Expressions
Example: a * b + c * d
We want to change this into machine language.
Diagram
First, we parse it into a tree
How should we evaluate this?
Techniques for Evaluating Expressions
As a convention, we will store the computed value in register 3, with the Scala alias Reg.result
.
Technique #1: Using a Stack
See The Stack
Implementation
- Evaluate subexpression e1
- Push result to stack
- Evaluate subexpression e2
- Pop top of stack into a scratch register
Result register has value of e1, scratch register has value of e2 - Apply operator to result and scratch registers, store result in result register
Pseudocode:
/**
* Generate assembly language code to evaluate a binary
* expression "e1 operator e2", where e1 and e2 are
* subexpressions and operator is some arithmetic operator,
* and place the resulting value in Reg.result.
*/
def generateCode(e1, operator, e2): Code = block(
generateCode(e1.e1),
push(Reg(3)),
generateCode(e2.e1),
pop(Reg(4)),
Reg(3) := Reg(4) operator Reg(3)
)
Execution trace pseudocode for example:
# generateCode (a * b + c * d)
# generateCode(a * b)
read a into $3
push $3
read b into $3
pop $4
$3 = $4 * $3
push $3
# generateCode(c * d)
read c $3
push $3
read d $3
pop $4
$3 = $4 * $3
pop $4
$3 = $3 + $4
Properties
- Upsides:
- Can generate correct code for expressions of arbitrary depth
- Downsides:
- Inefficient, many pushes and pops are slow
- Hard to optimize for both compiler and human
Technique #2: Using Variables (Virtual Registers)
See Variables
We can evaluate the expression as follows:
Implementation
- Evaluate subexpression e1, store result in a variable
- Evaluate subexpression e2, store result in a variable
- Apply operator to the two variables, store result in a variable
Pseudocode:
/**
* Generate assembly language code to evaluate a binary expression
* e1 operator e2, where e1 and e2 are subexpressions and operator
* is some arithmetic operator, and place the resulting value
* in a variable .
*/
def generateCode(e1, operator, e2): (Code, Variable) = {
(c1, v1) = generateCode(e1)
(c2, v2) = generateCode(e2)
v3 = new Variable()
code = block(c1, c2, v3 = v1 operator v2)
(code , v3)
}
Execution trace pseudocode for example:
# generateCode(a * b + c * d)
# generateCode(a * b)
v1 = a * b
# generateCode(c * d)
v2 = c * d
v3 = v1 + v2
Properties
- Upsides:
- Generates code that's easier to optimize
- Downsides:
- Machine language arithmetic operates on registers, not variables, so we need multiple instructions to express expressions such as
a * b
- We need a way to map variables to registers rather than stack locations, and to map a large number of variables to a limited number of registers (which we could alleviate with Register Allocation)

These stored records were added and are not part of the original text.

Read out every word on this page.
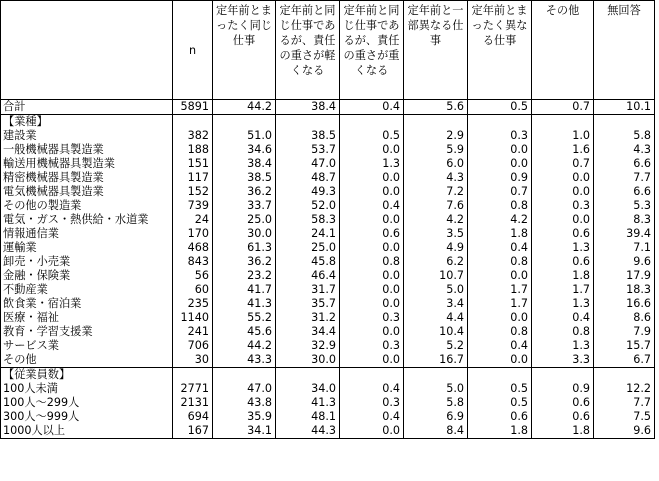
	n	定年前とまったく同じ仕事	定年前と同じ仕事であるが、責任の重さが軽くなる	定年前と同じ仕事であるが、責任の重さが重くなる	定年前と一部異なる仕事	定年前とまったく異なる仕事	その他	無回答
合計	5891	44.2	38.4	0.4	5.6	0.5	0.7	10.1
【業種】								
建設業	382	51.0	38.5	0.5	2.9	0.3	1.0	5.8
一般機械器具製造業	188	34.6	53.7	0.0	5.9	0.0	1.6	4.3
輸送用機械器具製造業	151	38.4	47.0	1.3	6.0	0.0	0.7	6.6
精密機械器具製造業	117	38.5	48.7	0.0	4.3	0.9	0.0	7.7
電気機械器具製造業	152	36.2	49.3	0.0	7.2	0.7	0.0	6.6
その他の製造業	739	33.7	52.0	0.4	7.6	0.8	0.3	5.3
電気・ガス・熱供給・水道業	24	25.0	58.3	0.0	4.2	4.2	0.0	8.3
情報通信業	170	30.0	24.1	0.6	3.5	1.8	0.6	39.4
運輸業	468	61.3	25.0	0.0	4.9	0.4	1.3	7.1
卸売・小売業	843	36.2	45.8	0.8	6.2	0.8	0.6	9.6
金融・保険業	56	23.2	46.4	0.0	10.7	0.0	1.8	17.9
不動産業	60	41.7	31.7	0.0	5.0	1.7	1.7	18.3
飲食業・宿泊業	235	41.3	35.7	0.0	3.4	1.7	1.3	16.6
医療・福祉	1140	55.2	31.2	0.3	4.4	0.0	0.4	8.6
教育・学習支援業	241	45.6	34.4	0.0	10.4	0.8	0.8	7.9
サービス業	706	44.2	32.9	0.3	5.2	0.4	1.3	15.7
その他	30	43.3	30.0	0.0	16.7	0.0	3.3	6.7
【従業員数】								
100人未満	2771	47.0	34.0	0.4	5.0	0.5	0.9	12.2
100人～299人	2131	43.8	41.3	0.3	5.8	0.5	0.6	7.7
300人～999人	694	35.9	48.1	0.4	6.9	0.6	0.6	7.5
1000人以上	167	34.1	44.3	0.0	8.4	1.8	1.8	9.6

- Machine language arithmetic operates on registers, not variables, so we need multiple instructions to express expressions such as
Technique #3: Variables for Temporary Values, Arithmetic Operations on Registers
Implementation
- Evaluate subexpression 1
- Write result to a variable,
t1
- Evaluate subexpression 2
- Read variable
t1
into scratch register
Result register has value of e2, scratch register has value of e1 - Apply operator to result and scratch registers, store result in result register
Pseudocode:
/**
* Generate assembly language code to evaluate a binary
* expression "e1 operator e2", where e1 and e2 are
* subexpressions and operator is some arithmetic operator,
* and place the resulting value in Reg.result.
*/
def generateCode (e1, operator, e2): Code = {
t1 = new Variable()
block(
generateCode(e1),
write(t1, Reg(3)),
generateCode(e2),
read(Reg(4), t1),
Reg(3) := Reg(4) op Reg(3)
)
}
Execution trace pseudocode for example:
# generateCode(a * b + c * d)
# generateCode(a * b)
read a into $3
write $3 into var t2
read b into $3
read var t2 into $4
$3 = $3 * $4
write $3 into var t1
# generateCode(c * d)
read c into $3
write $3 into var t3
read d into $3
read var t3 into $4
$3 = $3 * $4
read var t1 into $4
$3 = $3 + $4
- Note that this is almost just as inefficient as technique 1. It is easier to understand and optimize further, however
- Compared to technique 2, the code does not need a register allocator
A real compiler would use technique 2 with a register allocator. However, for CS241E, we want to avoid that, so we will use this technique.